The Center for Dewey Studies is one of the jewels of SIUC. As I said in a recent interview with the Daily Egyptian, it is simply the best resource in the world of its kind. John Dewey’s work remains deeply important. Presently, Penguin Books is in contract negotiations with me to release a collection of Dewey’s public writings, in part because of help I received from the center, its director, and its relationship with the SIU Press. Dewey was America’s greatest public philosopher, and next year marks the 100th anniversary of his master work, Democracy and Education. There is also a burgeoning movement in public philosophy for which Dewey is the exemplar to whom people will be looking with increasing interest. This is not the time to cut support for the center, but to increase it.
The Center for Dewey Studies is one of the premier programs at SIUC. It’s the reason I came to SIU for graduate school when other places were making me competing offers. SIUC is special for its unique strengths in American philosophy, and it is known around the world for that reputation. The central reasons for that reputation are the work of the Center for Dewey Studies and the faculty’s remarkable strengths in that area, bolstered by the center. Compared with any other element of a university campus, the Center for Dewey Studies must be by an incredible margin the very cheapest initiative of profound excellence at the university. It would be immensely unwise to cripple the center with drastic cuts, when they are down to the bare budgetary essentials to keep afloat.

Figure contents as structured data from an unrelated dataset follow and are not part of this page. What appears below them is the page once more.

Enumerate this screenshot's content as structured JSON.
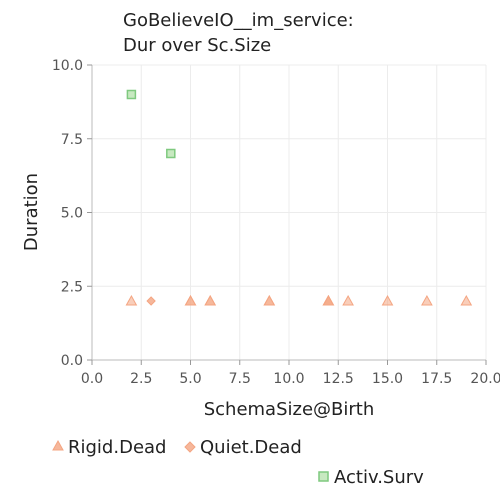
{
  "chart_data": {
    "type": "scatter",
    "title_lines": [
      "GoBelieveIO__im_service:",
      "Dur over Sc.Size"
    ],
    "xlabel": "SchemaSize@Birth",
    "ylabel": "Duration",
    "xlim": [
      0,
      20
    ],
    "ylim": [
      0,
      10
    ],
    "x_ticks": [
      0,
      2.5,
      5,
      7.5,
      10,
      12.5,
      15,
      17.5,
      20
    ],
    "x_tick_labels": [
      "0.0",
      "2.5",
      "5.0",
      "7.5",
      "10.0",
      "12.5",
      "15.0",
      "17.5",
      "20.0"
    ],
    "y_ticks": [
      0,
      2.5,
      5,
      7.5,
      10
    ],
    "y_tick_labels": [
      "0.0",
      "2.5",
      "5.0",
      "7.5",
      "10.0"
    ],
    "grid": true,
    "legend_position": "bottom",
    "series": [
      {
        "name": "Rigid.Dead",
        "marker": "triangle",
        "color": "#f4a582",
        "points": [
          {
            "x": 2,
            "y": 2
          },
          {
            "x": 5,
            "y": 2
          },
          {
            "x": 5,
            "y": 2
          },
          {
            "x": 6,
            "y": 2
          },
          {
            "x": 6,
            "y": 2
          },
          {
            "x": 9,
            "y": 2
          },
          {
            "x": 9,
            "y": 2
          },
          {
            "x": 12,
            "y": 2
          },
          {
            "x": 12,
            "y": 2
          },
          {
            "x": 12,
            "y": 2
          },
          {
            "x": 13,
            "y": 2
          },
          {
            "x": 15,
            "y": 2
          },
          {
            "x": 17,
            "y": 2
          },
          {
            "x": 19,
            "y": 2
          }
        ]
      },
      {
        "name": "Quiet.Dead",
        "marker": "diamond",
        "color": "#f4a582",
        "points": [
          {
            "x": 3,
            "y": 2
          }
        ]
      },
      {
        "name": "Activ.Surv",
        "marker": "square",
        "color": "#7fc97f",
        "points": [
          {
            "x": 2,
            "y": 9
          },
          {
            "x": 4,
            "y": 7
          }
        ]
      }
    ]
  }
}
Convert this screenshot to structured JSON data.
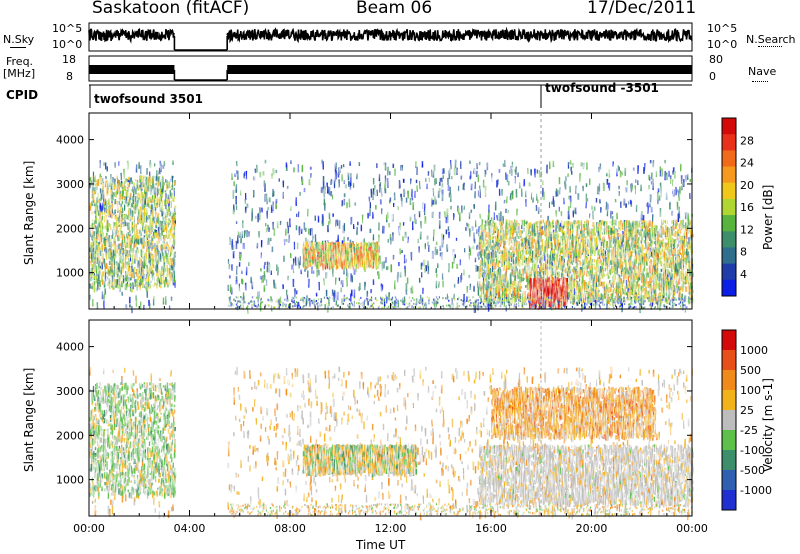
{
  "header": {
    "station": "Saskatoon (fitACF)",
    "beam": "Beam 06",
    "date": "17/Dec/2011"
  },
  "top_panels": {
    "nsky_label": "N.Sky",
    "nsearch_label": "N.Search",
    "noise_ticks_left": [
      "10^5",
      "10^0"
    ],
    "noise_ticks_right": [
      "10^5",
      "10^0"
    ],
    "freq_label_line1": "Freq.",
    "freq_label_line2": "[MHz]",
    "freq_ticks": [
      "18",
      "8"
    ],
    "nave_label": "Nave",
    "nave_ticks": [
      "80",
      "0"
    ],
    "cpid_label": "CPID",
    "cpid_segments": [
      {
        "start_hour": 0.0,
        "label": "twofsound 3501"
      },
      {
        "start_hour": 18.0,
        "label": "twofsound -3501"
      }
    ]
  },
  "chart_data": [
    {
      "type": "heatmap",
      "panel": "power",
      "ylabel": "Slant Range [km]",
      "yticks": [
        "1000",
        "2000",
        "3000",
        "4000"
      ],
      "ylim": [
        180,
        4600
      ],
      "xlim": [
        0,
        24
      ],
      "colorbar_label": "Power [dB]",
      "colorbar_ticks": [
        "28",
        "24",
        "20",
        "16",
        "12",
        "8",
        "4"
      ],
      "colors": [
        "#0b1ee6",
        "#1f3ca8",
        "#2f6e8c",
        "#3c8f6a",
        "#56b43f",
        "#b0d631",
        "#f0c81b",
        "#f59a1e",
        "#f06a1a",
        "#e8301a",
        "#d40a0a"
      ],
      "data_gaps_hours": [
        [
          3.4,
          5.5
        ]
      ],
      "regions": [
        {
          "t": [
            0.0,
            3.4
          ],
          "r": [
            700,
            3200
          ],
          "level": 0.45
        },
        {
          "t": [
            8.5,
            11.5
          ],
          "r": [
            1200,
            1700
          ],
          "level": 0.6
        },
        {
          "t": [
            15.5,
            24.0
          ],
          "r": [
            400,
            2200
          ],
          "level": 0.5
        },
        {
          "t": [
            17.5,
            19.0
          ],
          "r": [
            300,
            900
          ],
          "level": 0.95
        }
      ]
    },
    {
      "type": "heatmap",
      "panel": "velocity",
      "ylabel": "Slant Range [km]",
      "yticks": [
        "1000",
        "2000",
        "3000",
        "4000"
      ],
      "ylim": [
        180,
        4600
      ],
      "xlim": [
        0,
        24
      ],
      "xticks": [
        "00:00",
        "04:00",
        "08:00",
        "12:00",
        "16:00",
        "20:00",
        "00:00"
      ],
      "xlabel": "Time UT",
      "colorbar_label": "Velocity [m s-1]",
      "colorbar_ticks": [
        "1000",
        "500",
        "100",
        "25",
        "-25",
        "-100",
        "-500",
        "-1000"
      ],
      "colors": [
        "#1f2fd0",
        "#2f5fb0",
        "#3c8f6a",
        "#5cc04a",
        "#bdbdbd",
        "#f2b21a",
        "#f08a1a",
        "#e8501a",
        "#d40a0a"
      ],
      "data_gaps_hours": [
        [
          3.4,
          5.5
        ]
      ],
      "regions": [
        {
          "t": [
            0.0,
            3.4
          ],
          "r": [
            700,
            3200
          ],
          "class": "positive"
        },
        {
          "t": [
            8.5,
            13.0
          ],
          "r": [
            1200,
            1800
          ],
          "class": "mixed"
        },
        {
          "t": [
            15.5,
            24.0
          ],
          "r": [
            500,
            1800
          ],
          "class": "near-zero"
        },
        {
          "t": [
            16.0,
            22.5
          ],
          "r": [
            2000,
            3100
          ],
          "class": "negative"
        }
      ]
    }
  ]
}
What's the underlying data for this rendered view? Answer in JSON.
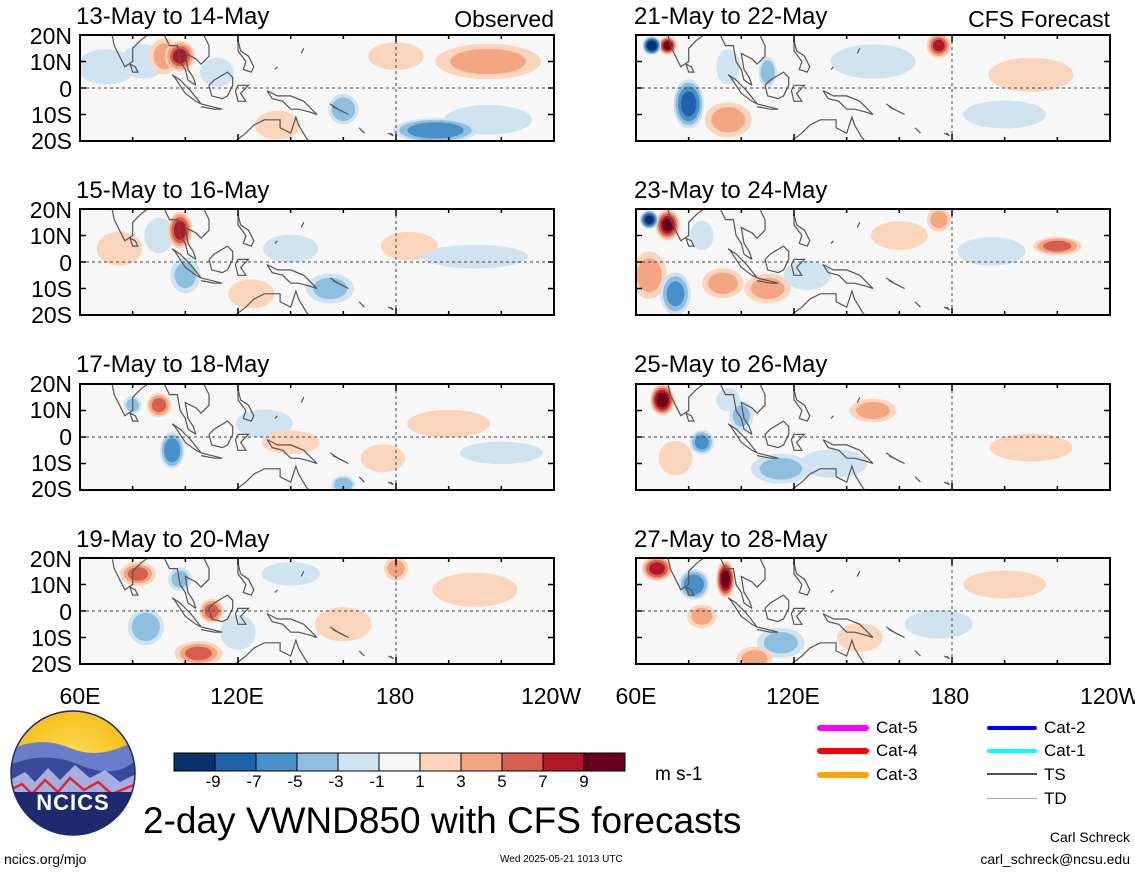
{
  "header": {
    "observed_label": "Observed",
    "forecast_label": "CFS Forecast"
  },
  "panels": [
    {
      "date": "13-May to 14-May",
      "column": "observed"
    },
    {
      "date": "15-May to 16-May",
      "column": "observed"
    },
    {
      "date": "17-May to 18-May",
      "column": "observed"
    },
    {
      "date": "19-May to 20-May",
      "column": "observed"
    },
    {
      "date": "21-May to 22-May",
      "column": "forecast"
    },
    {
      "date": "23-May to 24-May",
      "column": "forecast"
    },
    {
      "date": "25-May to 26-May",
      "column": "forecast"
    },
    {
      "date": "27-May to 28-May",
      "column": "forecast"
    }
  ],
  "axes": {
    "lat_labels": [
      "20N",
      "10N",
      "0",
      "10S",
      "20S"
    ],
    "lon_labels": [
      "60E",
      "120E",
      "180",
      "120W"
    ],
    "lat_range": [
      -20,
      20
    ],
    "lon_range": [
      60,
      240
    ]
  },
  "colorbar": {
    "ticks": [
      "-9",
      "-7",
      "-5",
      "-3",
      "-1",
      "1",
      "3",
      "5",
      "7",
      "9"
    ],
    "colors": [
      "#08306b",
      "#1f63ad",
      "#4a90c8",
      "#8fbfdf",
      "#cfe3f1",
      "#f7f7f7",
      "#fcd5bd",
      "#f4a582",
      "#d6604d",
      "#b2182b",
      "#67001f"
    ],
    "unit": "m s-1"
  },
  "storm_legend": [
    {
      "label": "Cat-5",
      "color": "#ff00ff",
      "width": 6
    },
    {
      "label": "Cat-4",
      "color": "#ff0000",
      "width": 6
    },
    {
      "label": "Cat-3",
      "color": "#ffa500",
      "width": 6
    },
    {
      "label": "Cat-2",
      "color": "#0000ff",
      "width": 4
    },
    {
      "label": "Cat-1",
      "color": "#00ffff",
      "width": 4
    },
    {
      "label": "TS",
      "color": "#555555",
      "width": 2
    },
    {
      "label": "TD",
      "color": "#aaaaaa",
      "width": 1
    }
  ],
  "logo": {
    "text": "NCICS"
  },
  "main_title": "2-day VWND850 with CFS forecasts",
  "footer": {
    "url": "ncics.org/mjo",
    "timestamp": "Wed 2025-05-21 1013 UTC",
    "author": "Carl Schreck",
    "email": "carl_schreck@ncsu.edu"
  },
  "chart_data": {
    "type": "heatmap",
    "variable": "VWND850",
    "unit": "m s-1",
    "levels": [
      -9,
      -7,
      -5,
      -3,
      -1,
      1,
      3,
      5,
      7,
      9
    ],
    "lat_range": [
      -20,
      20
    ],
    "lon_range": [
      60,
      240
    ]
  },
  "anomalies": [
    [
      {
        "lon": 98,
        "lat": 12,
        "v": 7,
        "sx": 5,
        "sy": 5
      },
      {
        "lon": 92,
        "lat": 12,
        "v": 4,
        "sx": 5,
        "sy": 6
      },
      {
        "lon": 70,
        "lat": 8,
        "v": -3,
        "sx": 10,
        "sy": 6
      },
      {
        "lon": 84,
        "lat": 10,
        "v": -2,
        "sx": 8,
        "sy": 6
      },
      {
        "lon": 160,
        "lat": -8,
        "v": -5,
        "sx": 5,
        "sy": 5
      },
      {
        "lon": 195,
        "lat": -16,
        "v": -7,
        "sx": 14,
        "sy": 4
      },
      {
        "lon": 215,
        "lat": -12,
        "v": -3,
        "sx": 15,
        "sy": 5
      },
      {
        "lon": 215,
        "lat": 10,
        "v": 3,
        "sx": 18,
        "sy": 6
      },
      {
        "lon": 180,
        "lat": 12,
        "v": 1.5,
        "sx": 10,
        "sy": 5
      },
      {
        "lon": 135,
        "lat": -14,
        "v": 2,
        "sx": 8,
        "sy": 5
      },
      {
        "lon": 112,
        "lat": 6,
        "v": -2,
        "sx": 6,
        "sy": 5
      }
    ],
    [
      {
        "lon": 98,
        "lat": 12,
        "v": 8,
        "sx": 4,
        "sy": 6
      },
      {
        "lon": 90,
        "lat": 10,
        "v": -3,
        "sx": 5,
        "sy": 6
      },
      {
        "lon": 100,
        "lat": -5,
        "v": -4,
        "sx": 5,
        "sy": 6
      },
      {
        "lon": 155,
        "lat": -10,
        "v": -4,
        "sx": 8,
        "sy": 5
      },
      {
        "lon": 125,
        "lat": -12,
        "v": 2.5,
        "sx": 8,
        "sy": 5
      },
      {
        "lon": 210,
        "lat": 2,
        "v": -3,
        "sx": 18,
        "sy": 4
      },
      {
        "lon": 185,
        "lat": 6,
        "v": 2,
        "sx": 10,
        "sy": 5
      },
      {
        "lon": 75,
        "lat": 5,
        "v": 2,
        "sx": 8,
        "sy": 6
      },
      {
        "lon": 140,
        "lat": 5,
        "v": -1.5,
        "sx": 10,
        "sy": 5
      }
    ],
    [
      {
        "lon": 90,
        "lat": 12,
        "v": 6,
        "sx": 4,
        "sy": 4
      },
      {
        "lon": 80,
        "lat": 12,
        "v": -4,
        "sx": 3,
        "sy": 3
      },
      {
        "lon": 95,
        "lat": -5,
        "v": -7,
        "sx": 4,
        "sy": 6
      },
      {
        "lon": 160,
        "lat": -18,
        "v": -5,
        "sx": 4,
        "sy": 3
      },
      {
        "lon": 140,
        "lat": -2,
        "v": 2.5,
        "sx": 10,
        "sy": 4
      },
      {
        "lon": 130,
        "lat": 5,
        "v": -2,
        "sx": 10,
        "sy": 5
      },
      {
        "lon": 200,
        "lat": 5,
        "v": 1.5,
        "sx": 15,
        "sy": 5
      },
      {
        "lon": 220,
        "lat": -6,
        "v": -1.5,
        "sx": 15,
        "sy": 4
      },
      {
        "lon": 175,
        "lat": -8,
        "v": 1.5,
        "sx": 8,
        "sy": 5
      }
    ],
    [
      {
        "lon": 82,
        "lat": 14,
        "v": 5,
        "sx": 6,
        "sy": 4
      },
      {
        "lon": 98,
        "lat": 12,
        "v": -4,
        "sx": 4,
        "sy": 4
      },
      {
        "lon": 110,
        "lat": 0,
        "v": 6,
        "sx": 4,
        "sy": 4
      },
      {
        "lon": 85,
        "lat": -6,
        "v": -5,
        "sx": 6,
        "sy": 6
      },
      {
        "lon": 105,
        "lat": -16,
        "v": 5,
        "sx": 8,
        "sy": 4
      },
      {
        "lon": 180,
        "lat": 16,
        "v": 4,
        "sx": 4,
        "sy": 4
      },
      {
        "lon": 140,
        "lat": 14,
        "v": -3,
        "sx": 10,
        "sy": 4
      },
      {
        "lon": 120,
        "lat": -8,
        "v": -3,
        "sx": 6,
        "sy": 6
      },
      {
        "lon": 210,
        "lat": 8,
        "v": 2,
        "sx": 15,
        "sy": 6
      },
      {
        "lon": 160,
        "lat": -5,
        "v": 2,
        "sx": 10,
        "sy": 6
      }
    ],
    [
      {
        "lon": 66,
        "lat": 16,
        "v": -11,
        "sx": 3,
        "sy": 3
      },
      {
        "lon": 72,
        "lat": 16,
        "v": 9,
        "sx": 3,
        "sy": 3
      },
      {
        "lon": 80,
        "lat": -6,
        "v": -8,
        "sx": 5,
        "sy": 8
      },
      {
        "lon": 95,
        "lat": 8,
        "v": -3,
        "sx": 4,
        "sy": 6
      },
      {
        "lon": 110,
        "lat": 6,
        "v": -5,
        "sx": 3,
        "sy": 5
      },
      {
        "lon": 175,
        "lat": 16,
        "v": 7,
        "sx": 4,
        "sy": 4
      },
      {
        "lon": 95,
        "lat": -12,
        "v": 3,
        "sx": 8,
        "sy": 6
      },
      {
        "lon": 150,
        "lat": 10,
        "v": -2,
        "sx": 15,
        "sy": 6
      },
      {
        "lon": 210,
        "lat": 5,
        "v": 2,
        "sx": 15,
        "sy": 6
      },
      {
        "lon": 200,
        "lat": -10,
        "v": -1.5,
        "sx": 15,
        "sy": 5
      }
    ],
    [
      {
        "lon": 65,
        "lat": 16,
        "v": -10,
        "sx": 3,
        "sy": 3
      },
      {
        "lon": 72,
        "lat": 14,
        "v": 9,
        "sx": 4,
        "sy": 5
      },
      {
        "lon": 65,
        "lat": -5,
        "v": 3,
        "sx": 6,
        "sy": 8
      },
      {
        "lon": 75,
        "lat": -12,
        "v": -6,
        "sx": 5,
        "sy": 7
      },
      {
        "lon": 93,
        "lat": -8,
        "v": 4,
        "sx": 7,
        "sy": 5
      },
      {
        "lon": 110,
        "lat": -10,
        "v": 3,
        "sx": 8,
        "sy": 5
      },
      {
        "lon": 125,
        "lat": -5,
        "v": -3,
        "sx": 8,
        "sy": 5
      },
      {
        "lon": 175,
        "lat": 16,
        "v": 4,
        "sx": 4,
        "sy": 4
      },
      {
        "lon": 220,
        "lat": 6,
        "v": 6,
        "sx": 8,
        "sy": 3
      },
      {
        "lon": 195,
        "lat": 4,
        "v": -2,
        "sx": 12,
        "sy": 5
      },
      {
        "lon": 160,
        "lat": 10,
        "v": 2,
        "sx": 10,
        "sy": 5
      },
      {
        "lon": 85,
        "lat": 10,
        "v": -3,
        "sx": 4,
        "sy": 5
      }
    ],
    [
      {
        "lon": 70,
        "lat": 14,
        "v": 10,
        "sx": 4,
        "sy": 5
      },
      {
        "lon": 85,
        "lat": -2,
        "v": -6,
        "sx": 4,
        "sy": 4
      },
      {
        "lon": 100,
        "lat": 8,
        "v": -4,
        "sx": 4,
        "sy": 5
      },
      {
        "lon": 95,
        "lat": 14,
        "v": -3,
        "sx": 4,
        "sy": 4
      },
      {
        "lon": 115,
        "lat": -12,
        "v": -4,
        "sx": 10,
        "sy": 5
      },
      {
        "lon": 150,
        "lat": 10,
        "v": 3,
        "sx": 8,
        "sy": 4
      },
      {
        "lon": 75,
        "lat": -8,
        "v": 2,
        "sx": 6,
        "sy": 6
      },
      {
        "lon": 135,
        "lat": -10,
        "v": -2,
        "sx": 12,
        "sy": 5
      },
      {
        "lon": 210,
        "lat": -4,
        "v": 1.5,
        "sx": 15,
        "sy": 5
      }
    ],
    [
      {
        "lon": 68,
        "lat": 16,
        "v": 8,
        "sx": 5,
        "sy": 4
      },
      {
        "lon": 82,
        "lat": 10,
        "v": -7,
        "sx": 5,
        "sy": 5
      },
      {
        "lon": 94,
        "lat": 12,
        "v": 10,
        "sx": 3,
        "sy": 6
      },
      {
        "lon": 85,
        "lat": -2,
        "v": 3,
        "sx": 5,
        "sy": 4
      },
      {
        "lon": 115,
        "lat": -12,
        "v": -4,
        "sx": 8,
        "sy": 5
      },
      {
        "lon": 105,
        "lat": -18,
        "v": 4,
        "sx": 6,
        "sy": 4
      },
      {
        "lon": 175,
        "lat": -5,
        "v": -2,
        "sx": 12,
        "sy": 5
      },
      {
        "lon": 200,
        "lat": 10,
        "v": 1.5,
        "sx": 15,
        "sy": 5
      },
      {
        "lon": 145,
        "lat": -10,
        "v": 2,
        "sx": 8,
        "sy": 5
      }
    ]
  ]
}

Please preserve this cherished resource at SIUC, which fundamentally depends on the Dewey Center staff. Materials do not preserve, catalog, edit, or collect themselves. The delicate and important work of the Center for Dewey Studies is priceless, even though the requested price tag is so small. The proposed savings would be minuscule already for a major research university. It cannot make sense to debilitate a remarkable center of excellence for a $20,000 savings at an institution whose operating budget exceeds $430 million. As you consider what is best for the university, the only sensible steps forward must include serious support for its truly excellent programs, like the Center for Dewey Studies.